McMahon, who ran World Wrestling Entertainment along with her husband Vince, has self-funded her campaign, accepting contributions of only $100 or less. She has done retail politics well and has crisscrossed the state; as a result, voters genuinely seem to like her.
While Blumenthal has campaigned with national Democrats such as President Obama, McMahon has kept things local. She's deflected questions about whether she would like Sarah Palin's endorsement and has not linked her campaigns to national Tea Party groups, even though she has been endorsed by some. Given the Democratic nature of the state in which she is running, this is perhaps a smart strategy.
Longtime incumbents such as Lisa Murkowski and Bob Bennett have suffered shocking setbacks this election cycle primarily because, perhaps due to complacency, they didn't go negative and define their opponents early on. Blumenthal may have to go on the attack to stave off McMahon.

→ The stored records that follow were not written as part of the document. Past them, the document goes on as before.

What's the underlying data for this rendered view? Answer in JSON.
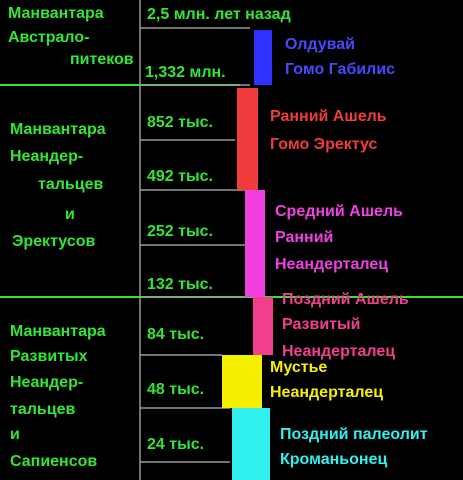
{
  "sections": [
    {
      "lines": [
        "Манвантара",
        "Австрало-",
        "питеков"
      ]
    },
    {
      "lines": [
        "Манвантара",
        "Неандер-",
        "тальцев",
        "и",
        "Эректусов"
      ]
    },
    {
      "lines": [
        "Манвантара",
        "Развитых",
        "Неандер-",
        "тальцев",
        "и",
        "Сапиенсов"
      ]
    }
  ],
  "time_labels": [
    "2,5 млн. лет назад",
    "1,332 млн.",
    "852 тыс.",
    "492 тыс.",
    "252 тыс.",
    "132 тыс.",
    "84 тыс.",
    "48 тыс.",
    "24 тыс."
  ],
  "periods": [
    {
      "lines": [
        "Олдувай",
        "Гомо Габилис"
      ]
    },
    {
      "lines": [
        "Ранний Ашель",
        "Гомо Эректус"
      ]
    },
    {
      "lines": [
        "Средний Ашель",
        "Ранний",
        "Неандерталец"
      ]
    },
    {
      "lines": [
        "Поздний Ашель",
        "Развитый",
        "Неандерталец"
      ]
    },
    {
      "lines": [
        "Мустье",
        "Неандерталец"
      ]
    },
    {
      "lines": [
        "Поздний палеолит",
        "Кроманьонец"
      ]
    }
  ]
}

Democrats have attacked McMahon for WWE's various seedy and sultry plotlines: the one in which her husband Vince makes out with scantily clad bombshell Torrie Wilson, or the one in which the curvaceous and blonde beauty Trish Stratus is forced to bark like a dog and strip off her clothes as a form of punishment for crossing Vince and his daughter Stephanie. But these attacks have not stuck because voters seemed to understand, as McMahon has repeatedly said, that WWE is a soap opera with outrageous plotlines.
Moreover, the more WWE stories are brought up, the more McMahon seems like a political outsider. A more effective tactic for Blumenthal may be to target McMahon for the way her company has treated its wrestlers (as independent contractors rather than full time employees, depriving them of many benefits), for allegations surrounding the company's management of wrestlers' steroid use, and for the premature deaths of many wrestlers alleged to have used performance-enhancing substances.
Blumenthal can contrast the underside of WWE with his record as attorney general during the years McMahon was running the wrestling company. He has recently led an effort to pressure Craigslist to shut down its "adult services" section, alleging that it facilitates sex trafficking. This crusade will remind voters of what Blumenthal has to offer; whether they prefer McMahon's freshness and the fact that she will not be beholden to anyone is the question that will be answered in the coming weeks.
Not many people thought Connecticut would be in play for the GOP. But Blumenthal has under-performed as much as McMahon has over-performed. He still has many advantages over McMahon, despite the fact that he can play the role of a mash-up of John Kerry's and Al Gore's worst stereotypes. But should McMahon pull off an upset, this race could possibly be the one that tips the Senate to the GOP.